By Nancy Jones Bonbrest, Special to The Baltimore Sun
5:26 PM EST, January 21, 2012
Commitment seems to come naturally to Anne Arundel County resident R. Kent Schwab.
As a Boy Scout he completed his Eagle Scout requirements before he was 15. He joined his high school newspaper and eventually became editor. And when he joined a fraternity in college, he ended up serving as its president.
So it's not surprising that after listening to a presentation eight years ago about a new fundraising campaign for the Baltimore Washington Medical Center, Schwab didn't just offer his help but jumped in with both feet.
"My friends say I can't say no," said Schwab, who oversees four Allstate insurance agencies in the state.
But he says that tendency is a result of the way he was raised.
"My parents, especially my mother, encouraged me to participate in extracurricular activities," he said. "And I've always done that."
The presentation he attended was for the Anne Arundel County hospital's new Tate Cancer Center. After hearing plans for the cancer center and healing garden, he and his wife, Nicki, decided to dedicate their time and resources to helping the hospital foundation reach its goal.
"It was a very easy mission statement to grab hold of," said Schwab. "It was very powerful. Cancer is something that is very prevalent in our state."
Schwab served for six years as a board member on the Baltimore Washington Medical Center Foundation, the fundraising arm of the hospital.
He now serves on the medical center's board of directors, including its executive committee. He also co-chaired the hospital's largest capital campaign, which paved the way for a $120 million expansion of the medical center, including an expanded emergency department, a 111-bed, eight-story patient care building and a women's health center.
"When you drive by there now and see the new tower, it's just spectacular," said Schwab, who estimates he spends about five to eight hours a week volunteering at the hospital. "This started as a tiny hospital 50 years ago, serving a very small community. It's grown to be a regional medical center and part of the University of Maryland Medical System."

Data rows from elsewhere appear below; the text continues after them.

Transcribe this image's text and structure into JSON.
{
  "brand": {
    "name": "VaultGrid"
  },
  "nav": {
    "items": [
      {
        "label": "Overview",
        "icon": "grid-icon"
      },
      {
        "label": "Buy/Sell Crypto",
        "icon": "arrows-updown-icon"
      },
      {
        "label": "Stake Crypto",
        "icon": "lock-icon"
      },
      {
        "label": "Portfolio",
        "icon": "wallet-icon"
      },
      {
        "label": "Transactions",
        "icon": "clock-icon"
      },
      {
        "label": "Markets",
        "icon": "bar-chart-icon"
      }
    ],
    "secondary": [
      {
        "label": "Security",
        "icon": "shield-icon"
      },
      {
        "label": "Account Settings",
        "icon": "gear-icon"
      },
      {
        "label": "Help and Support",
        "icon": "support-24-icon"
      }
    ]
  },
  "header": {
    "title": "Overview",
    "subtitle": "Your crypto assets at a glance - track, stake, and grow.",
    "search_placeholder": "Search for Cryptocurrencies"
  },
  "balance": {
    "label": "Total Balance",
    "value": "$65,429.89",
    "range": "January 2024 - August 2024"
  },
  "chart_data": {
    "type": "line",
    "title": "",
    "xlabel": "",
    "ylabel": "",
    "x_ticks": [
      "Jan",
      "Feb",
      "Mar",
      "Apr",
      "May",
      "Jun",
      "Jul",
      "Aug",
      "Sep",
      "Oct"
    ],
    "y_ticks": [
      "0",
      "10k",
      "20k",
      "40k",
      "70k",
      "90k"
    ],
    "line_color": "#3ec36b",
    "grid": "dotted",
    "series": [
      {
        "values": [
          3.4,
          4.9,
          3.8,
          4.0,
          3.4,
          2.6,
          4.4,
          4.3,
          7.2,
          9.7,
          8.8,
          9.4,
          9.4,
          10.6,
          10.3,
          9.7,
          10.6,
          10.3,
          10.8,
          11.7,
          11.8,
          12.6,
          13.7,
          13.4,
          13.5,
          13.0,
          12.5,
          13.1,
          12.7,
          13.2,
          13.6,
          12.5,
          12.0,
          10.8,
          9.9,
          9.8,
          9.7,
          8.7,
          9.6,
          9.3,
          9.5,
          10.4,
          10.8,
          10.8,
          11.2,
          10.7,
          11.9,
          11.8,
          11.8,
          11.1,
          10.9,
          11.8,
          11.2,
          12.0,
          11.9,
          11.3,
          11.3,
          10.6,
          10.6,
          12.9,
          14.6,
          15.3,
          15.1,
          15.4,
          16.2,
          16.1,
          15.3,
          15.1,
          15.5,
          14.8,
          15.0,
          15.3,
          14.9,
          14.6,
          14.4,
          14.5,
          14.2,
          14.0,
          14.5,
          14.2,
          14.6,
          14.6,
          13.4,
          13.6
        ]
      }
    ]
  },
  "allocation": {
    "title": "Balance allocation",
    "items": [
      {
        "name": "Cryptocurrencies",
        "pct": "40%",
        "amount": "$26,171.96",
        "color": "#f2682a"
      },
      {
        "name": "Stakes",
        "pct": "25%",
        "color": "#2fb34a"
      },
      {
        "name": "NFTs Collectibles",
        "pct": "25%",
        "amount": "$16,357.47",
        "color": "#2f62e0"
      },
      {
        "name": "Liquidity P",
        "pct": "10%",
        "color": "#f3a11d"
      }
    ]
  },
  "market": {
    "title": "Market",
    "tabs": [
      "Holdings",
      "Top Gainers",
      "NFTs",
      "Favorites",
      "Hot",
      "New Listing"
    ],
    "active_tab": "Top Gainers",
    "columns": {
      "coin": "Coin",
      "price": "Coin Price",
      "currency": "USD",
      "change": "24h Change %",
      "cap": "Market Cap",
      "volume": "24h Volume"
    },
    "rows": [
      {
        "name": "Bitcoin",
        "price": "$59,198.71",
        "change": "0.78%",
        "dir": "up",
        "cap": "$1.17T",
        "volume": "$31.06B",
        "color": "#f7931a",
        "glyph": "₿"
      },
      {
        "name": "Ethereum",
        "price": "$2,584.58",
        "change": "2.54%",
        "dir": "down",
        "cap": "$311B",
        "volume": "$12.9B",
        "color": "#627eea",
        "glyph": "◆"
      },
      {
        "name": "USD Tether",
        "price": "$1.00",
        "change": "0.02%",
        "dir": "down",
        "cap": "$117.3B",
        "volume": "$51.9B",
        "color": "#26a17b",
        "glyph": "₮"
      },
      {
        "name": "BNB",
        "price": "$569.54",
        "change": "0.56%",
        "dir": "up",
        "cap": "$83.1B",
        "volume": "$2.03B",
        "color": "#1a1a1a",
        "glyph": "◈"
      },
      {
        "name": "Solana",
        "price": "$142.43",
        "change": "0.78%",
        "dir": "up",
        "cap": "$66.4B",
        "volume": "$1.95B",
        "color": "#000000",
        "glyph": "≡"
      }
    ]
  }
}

Without people like Schwab, the hospital would have a much harder time when it comes to raising money and community interest, said Beth Peters, vice president of development for the hospital.
Peters said that no matter what was needed during the capital campaign, Schwab always made himself available.
"He was absolutely critical," she said. "A contribution from someone like Kent is just priceless."
Karen E. Olscamp, president and CEO of the Baltimore Washington Medical Center, agrees.
"It is dedicated leaders like Kent who really are vital to our success and ability to serve our community," said Olscamp. "He really brings so much to the organization. His links to the community, as well as his energy and contagious enthusiasm, have been critically important to our evolution."
Schwab said being a part of the community he lives and works in is important. Surrounding himself with positive people keeps him motivated.
"Even when I started my career with Allstate in 1977, I gravitated toward those agents who were successful and positive," said Schwab. "On the foundation board, there is this wonderful collection of men and women from all different occupations, and they all shared this one thing: They were all very positive and upbeat. I really enjoy that."
Schwab leverages his personal and business relationships, Allstate's Agency Hands in the Community grants, and his own personal funding to support the hospital.
"I just think it's a wonderful use of my time right now at [this] stage in my life," he said about volunteering. "This affects a lot of people."
His dedication and community service earned national recognition from Allstate. This year he was nominated for the company's highest community involvement award, the Ray Lynch Community Service Award.
Schwab received $2,000 to give to his charity of choice: the Baltimore Washington Medical Center Foundation.